Linguistics Professor Shares Insights at National, International Conferences
Tej Bhatia is world-renowned expert on bilingualism, multiculturalism
Professor Tej K. Bhatia’s insights are being sought by colleagues in the field both nationally and internationally.
Bhatia, a professor of linguistics in the Department of Languages, Literatures, and Linguistics (LLL), has recently returned from Turkey, where he presented as a plenary speaker. He will return to that country to speak at a conference in December and will head to Chicago this spring as a featured speaker at a national conference.
Bhatia, who is director of South Asian Languages, which is housed in the LLL department and is also a part of the Moynihan Institute of Global Affairs’ South Asia Center at the Maxwell School of Citizenship and Public Affairs, participated in the 21st Conference of the International Association for World Englishes in Istanbul in early October.
The invitation to speak came after Bhatia suggested holding an informal research session on "Deception in Social Media" at the conference.

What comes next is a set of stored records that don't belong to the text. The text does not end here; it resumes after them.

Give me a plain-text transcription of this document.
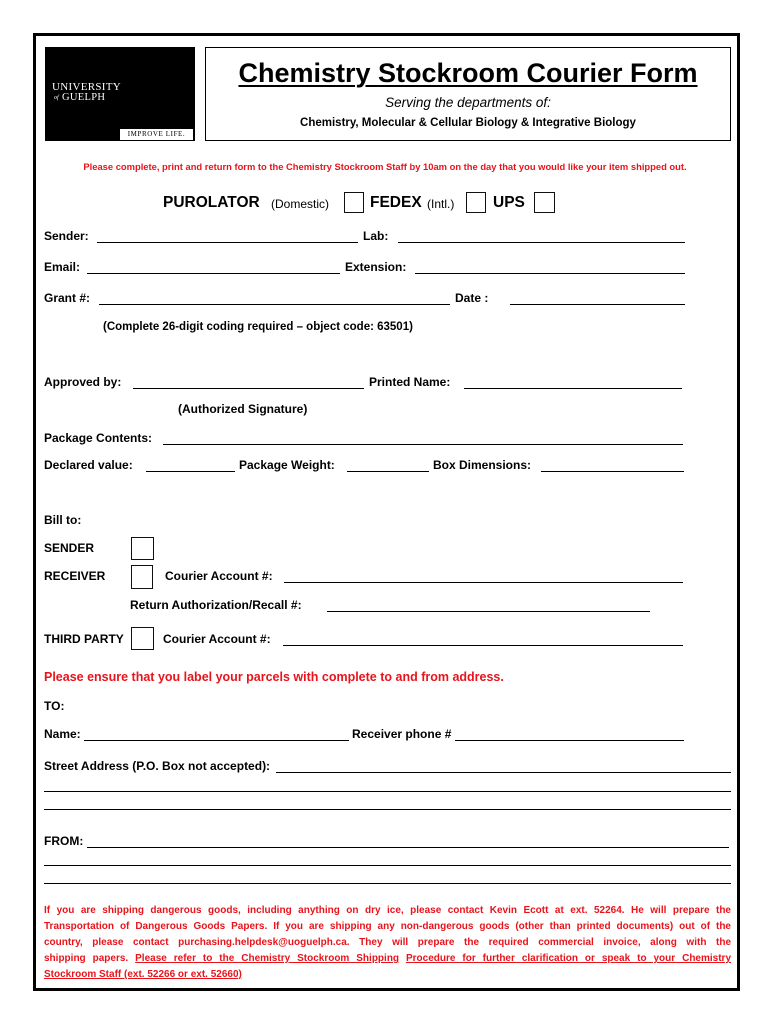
UNIVERSITY
of GUELPH
IMPROVE LIFE.
Chemistry Stockroom Courier Form
Serving the departments of:
Chemistry, Molecular & Cellular Biology & Integrative Biology
Please complete, print and return form to the Chemistry Stockroom Staff by 10am on the day that you would like your item shipped out.
PUROLATOR (Domestic)	FEDEX (Intl.) UPS
Sender:	Lab:
Email:	Extension:
Grant #:	Date :
(Complete 26-digit coding required – object code: 63501)
Approved by:	Printed Name:
(Authorized Signature)
Package Contents:
Declared value:	Package Weight:	Box Dimensions:
Bill to:
SENDER
RECEIVER	Courier Account #:
Return Authorization/Recall #:
THIRD PARTY	Courier Account #:
Please ensure that you label your parcels with complete to and from address.
TO:
Name:	Receiver phone #
Street Address (P.O. Box not accepted):
FROM:
If you are shipping dangerous goods, including anything on dry ice, please contact Kevin Ecott at ext. 52264. He will prepare the
Transportation of Dangerous Goods Papers. If you are shipping any non-dangerous goods (other than printed documents) out of the
country, please contact purchasing.helpdesk@uoguelph.ca. They will prepare the required commercial invoice, along with the
shipping papers. Please refer to the Chemistry Stockroom Shipping Procedure for further clarification or speak to your Chemistry
Stockroom Staff (ext. 52266 or ext. 52660)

“The chair of the international committee wrote back to me asking if I was willing to give a plenary on the topic,” Bhatia says.

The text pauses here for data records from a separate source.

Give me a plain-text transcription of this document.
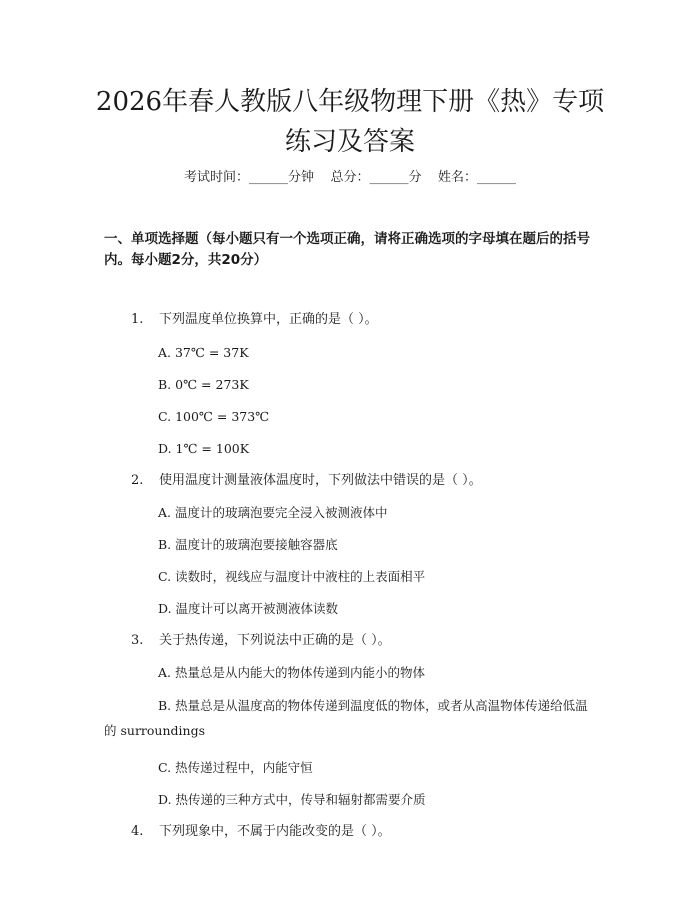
2026年春人教版八年级物理下册《热》专项
练习及答案
考试时间：______分钟    总分：______分    姓名：______
一、单项选择题（每小题只有一个选项正确，请将正确选项的字母填在题后的括号内。每小题2分，共20分）
1. 下列温度单位换算中，正确的是（ ）。
A. 37℃ = 37K
B. 0℃ = 273K
C. 100℃ = 373℃
D. 1℃ = 100K
2. 使用温度计测量液体温度时，下列做法中错误的是（ ）。
A. 温度计的玻璃泡要完全浸入被测液体中
B. 温度计的玻璃泡要接触容器底
C. 读数时，视线应与温度计中液柱的上表面相平
D. 温度计可以离开被测液体读数
3. 关于热传递，下列说法中正确的是（ ）。
A. 热量总是从内能大的物体传递到内能小的物体
B. 热量总是从温度高的物体传递到温度低的物体，或者从高温物体传递给低温的 surroundings
C. 热传递过程中，内能守恒
D. 热传递的三种方式中，传导和辐射都需要介质
4. 下列现象中，不属于内能改变的是（ ）。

For his session, Bhatia presented “Deception in Social Media and Advertising: World Englishes and Forensic Linguistic Perspectives.” In an abstract on the topic, Bhatia writes: “In the age of social media and networking, deceptive advertising and social communication has taken on yet a new dimension. The anonymous aspect of social media and user-generated content has not only challenged the fundamental maxims of human communication (e.g. Gricean Conversational Maxims), but also brought about a qualitatively and quantitatively distinct pattern of deception in English usage world-wide.”
In the work, Bhatia examines recent research on deception, particularly information manipulation theory; extracts the linguistic markers of deception in traditional and social media advertising; presents types of deceptive advertising; and presents the implications of the negative impact of social advertising media, World Englishes (the variety of English and its various aspects of language, literature, and pedagogy), and forensic linguistics.
Exploring the topics further, Bhatia is currently under contract with Routledge (London) to write a book on language and advertising. In December, he will return to Turkey for the English Scholars Beyond Borders (ESBB) Conference/Symposium, hosted by Dokuz Eylül University School of Education in Izmir. ESBB is made up of international scholars dedicated to international exchange among academics.
“My talk will focus on English advertising—exploring the topic of targeting bilingual/multilingual consumers,” says Bhatia.
For the 45th annual National Association for Bilingual Education (NABE) Conference, being held in Chicago in March, Bhatia has received unanimous approval by the association’s executive board to be a featured speaker. This year’s theme is “Advancing Biliteracy Through Global Leadership and Partnerships.”
“I was pleasantly surprised, indeed, as I have never delivered any paper in NABE, although I have published many works in bilingualism and multilingualism,” Bhatia says. “I was nominated by one of the board members. They received several nominations, and I was honored to be accepted.”
Bhatia will focus on the key issue of how to empower rural India, particularly farmers, in his presentation titled “Grassroots Trilingualism: Invisibilizing Transliteration and Visibilizing Linguistic Brokers in Pluralingual Speech Communities.”
“I will discuss particularly the emergence of rural new grassroots literacy in partnership with the new marketing models, such as Bottom of the Pyramid, and the Diffusion of Innovations model,” he says.
Bhatia is a recipient of the Chancellor’s Citation Award for excellence in research. He has published a number of books, articles, and book chapters in the areas of bilingualism, multiculturalism, media (advertising) discourse, socio- and psycho-linguistics, and the structure and typology of English and South Asian languages (particularly Hindi, Urdu, and Punjabi).
His work has garnered a number of grants, including ones from the National Science Foundation, U.S. Department of Education, American Council of Learned Societies, The Smithsonian Institution, Fulbright-Hays Faculty Research Abroad, and the Linguistic Society of America, among others.